Surgical resection is the treatment of choice and is the only chance for cure with a reported respectability rate up to 86% in the literature, and eugastrinemia in up to 60% post-operatively, 40% at 5 years, and 34% at 10 years[24-26]. Norton et al recommend surgical exploration of all ZES patients with resectable and sporadic disease as it has been shown to increase overall disease-related survival[27]. Adjuvant therapy following complete resection (R0) provides no survival benefit. Orthotopic liver transplantation is an option when the locoregional disease is controlled[6,28].
Alternative therapies such as radiofrequency ablation, chemotherapy (doxorubicin, streptozocin, 5-fluorouracil), interferon, transplantation, and angiographic chemoembolization can be utilized, when there is no place for surgery due to diffuse disease or medical comorbidities[6,7,28,29,30]. Although chemotherapy can suppress progression of disease, gastrinomas can be resistant to conventional therapy with limited availability for second line treatment options. This has sparked interest in the use of molecular targeted therapy, utilizing VEGF, mTOR, and tyrosine kinase inhibitors[31,32]. Recently, treatment strategies include the use of peptide inhibitors that have been designed with a high affinity for receptors that may be overexpressed by neuroendocrine tumors. Radiolabeled somatostatin analogs (octreotide) are being employed for both imaging and radiotherapy[33].

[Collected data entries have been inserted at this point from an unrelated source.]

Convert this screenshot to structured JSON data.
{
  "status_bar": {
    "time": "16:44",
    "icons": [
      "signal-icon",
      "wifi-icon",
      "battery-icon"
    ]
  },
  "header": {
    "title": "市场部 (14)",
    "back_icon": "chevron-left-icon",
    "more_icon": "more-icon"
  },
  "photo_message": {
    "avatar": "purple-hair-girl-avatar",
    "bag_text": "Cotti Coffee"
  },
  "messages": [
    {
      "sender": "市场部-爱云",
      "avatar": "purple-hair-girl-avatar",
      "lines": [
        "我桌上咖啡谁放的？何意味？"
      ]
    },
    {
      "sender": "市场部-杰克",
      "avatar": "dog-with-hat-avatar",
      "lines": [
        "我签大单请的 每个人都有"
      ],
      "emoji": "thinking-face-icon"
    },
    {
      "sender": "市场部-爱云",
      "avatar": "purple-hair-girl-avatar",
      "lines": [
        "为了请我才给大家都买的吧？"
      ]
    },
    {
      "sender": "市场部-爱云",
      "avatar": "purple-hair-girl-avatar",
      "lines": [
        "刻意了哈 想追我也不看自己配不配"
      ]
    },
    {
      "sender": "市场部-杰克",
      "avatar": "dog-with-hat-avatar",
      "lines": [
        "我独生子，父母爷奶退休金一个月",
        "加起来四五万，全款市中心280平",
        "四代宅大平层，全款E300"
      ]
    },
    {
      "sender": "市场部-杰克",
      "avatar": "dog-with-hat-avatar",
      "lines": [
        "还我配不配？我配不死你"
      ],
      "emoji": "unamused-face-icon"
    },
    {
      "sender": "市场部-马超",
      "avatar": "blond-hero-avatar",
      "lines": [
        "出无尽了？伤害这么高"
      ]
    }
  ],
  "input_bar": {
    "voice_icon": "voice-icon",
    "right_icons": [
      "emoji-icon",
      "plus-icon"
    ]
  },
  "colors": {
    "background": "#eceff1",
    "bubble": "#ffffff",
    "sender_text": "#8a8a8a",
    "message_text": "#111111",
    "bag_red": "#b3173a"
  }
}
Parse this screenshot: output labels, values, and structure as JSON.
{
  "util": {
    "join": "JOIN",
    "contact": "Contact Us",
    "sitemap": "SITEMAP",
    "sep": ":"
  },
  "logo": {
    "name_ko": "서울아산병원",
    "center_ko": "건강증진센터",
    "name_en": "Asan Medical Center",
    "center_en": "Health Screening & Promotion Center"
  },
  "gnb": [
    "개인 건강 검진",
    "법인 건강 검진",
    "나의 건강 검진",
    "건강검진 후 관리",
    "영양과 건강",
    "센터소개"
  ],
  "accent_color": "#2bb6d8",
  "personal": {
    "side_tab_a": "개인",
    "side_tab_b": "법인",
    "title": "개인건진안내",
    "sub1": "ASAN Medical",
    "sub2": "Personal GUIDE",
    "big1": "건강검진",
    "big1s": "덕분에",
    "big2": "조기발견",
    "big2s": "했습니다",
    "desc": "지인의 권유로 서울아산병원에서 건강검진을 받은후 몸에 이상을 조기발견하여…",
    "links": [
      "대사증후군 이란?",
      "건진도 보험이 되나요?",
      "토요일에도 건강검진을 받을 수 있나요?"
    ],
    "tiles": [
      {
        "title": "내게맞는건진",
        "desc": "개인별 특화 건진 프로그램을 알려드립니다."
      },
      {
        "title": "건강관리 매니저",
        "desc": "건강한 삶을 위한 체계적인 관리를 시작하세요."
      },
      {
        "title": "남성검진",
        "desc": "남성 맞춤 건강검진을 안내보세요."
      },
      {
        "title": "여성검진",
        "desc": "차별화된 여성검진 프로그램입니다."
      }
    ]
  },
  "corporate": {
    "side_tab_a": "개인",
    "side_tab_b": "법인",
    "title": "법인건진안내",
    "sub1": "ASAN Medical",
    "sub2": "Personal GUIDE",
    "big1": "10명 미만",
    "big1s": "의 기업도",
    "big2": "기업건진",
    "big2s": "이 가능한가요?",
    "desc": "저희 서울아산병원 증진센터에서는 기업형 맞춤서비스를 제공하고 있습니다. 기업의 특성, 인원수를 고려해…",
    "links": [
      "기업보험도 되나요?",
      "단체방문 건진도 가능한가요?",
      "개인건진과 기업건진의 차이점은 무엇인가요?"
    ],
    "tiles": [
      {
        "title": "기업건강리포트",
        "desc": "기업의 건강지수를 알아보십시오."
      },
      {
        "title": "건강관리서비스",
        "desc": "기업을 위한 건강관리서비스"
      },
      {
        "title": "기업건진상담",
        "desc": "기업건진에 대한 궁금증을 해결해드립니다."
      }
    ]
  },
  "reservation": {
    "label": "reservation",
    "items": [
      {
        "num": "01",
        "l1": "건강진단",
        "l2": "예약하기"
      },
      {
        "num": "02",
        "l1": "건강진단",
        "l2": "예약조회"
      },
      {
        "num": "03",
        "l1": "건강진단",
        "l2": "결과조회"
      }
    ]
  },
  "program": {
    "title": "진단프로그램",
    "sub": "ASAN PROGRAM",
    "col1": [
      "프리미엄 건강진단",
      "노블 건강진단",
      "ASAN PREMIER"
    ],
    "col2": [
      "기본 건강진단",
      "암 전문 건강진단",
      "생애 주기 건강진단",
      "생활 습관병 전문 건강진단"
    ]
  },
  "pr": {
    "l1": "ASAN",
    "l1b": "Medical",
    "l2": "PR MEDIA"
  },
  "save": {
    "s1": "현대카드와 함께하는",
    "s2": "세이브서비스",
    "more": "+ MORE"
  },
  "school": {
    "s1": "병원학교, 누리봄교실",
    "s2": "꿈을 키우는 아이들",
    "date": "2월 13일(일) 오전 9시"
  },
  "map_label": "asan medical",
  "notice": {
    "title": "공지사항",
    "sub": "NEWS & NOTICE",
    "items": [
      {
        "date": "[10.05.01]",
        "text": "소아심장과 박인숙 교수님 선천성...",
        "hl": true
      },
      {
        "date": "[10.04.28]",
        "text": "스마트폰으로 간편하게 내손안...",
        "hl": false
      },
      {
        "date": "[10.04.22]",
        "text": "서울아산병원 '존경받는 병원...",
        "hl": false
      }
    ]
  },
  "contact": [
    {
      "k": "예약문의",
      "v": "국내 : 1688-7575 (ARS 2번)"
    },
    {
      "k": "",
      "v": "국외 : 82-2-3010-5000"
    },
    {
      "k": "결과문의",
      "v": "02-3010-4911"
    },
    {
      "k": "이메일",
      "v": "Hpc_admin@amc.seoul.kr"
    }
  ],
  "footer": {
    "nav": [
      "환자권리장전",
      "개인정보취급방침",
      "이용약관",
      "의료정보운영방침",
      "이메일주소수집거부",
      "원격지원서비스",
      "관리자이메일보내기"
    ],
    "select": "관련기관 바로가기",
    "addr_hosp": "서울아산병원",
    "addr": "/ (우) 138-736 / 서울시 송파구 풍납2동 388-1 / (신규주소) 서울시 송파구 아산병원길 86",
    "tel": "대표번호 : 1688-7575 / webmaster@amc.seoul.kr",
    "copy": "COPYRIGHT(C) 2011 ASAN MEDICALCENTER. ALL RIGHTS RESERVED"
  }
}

In conclusion, primary hepatic gastrinomas are immensely rare. Diagnosis requires a high index of clinical suspicion and the flawless cooperation of many specialities including gastroenterologists, radiologists, surgeons and pathologists. The numbers are small and follow-up is limited. There is no standardized surgical approach when dealing with extrapancreatic extraintestinal gastrinomas. Surgical resection remains the only chance for cure.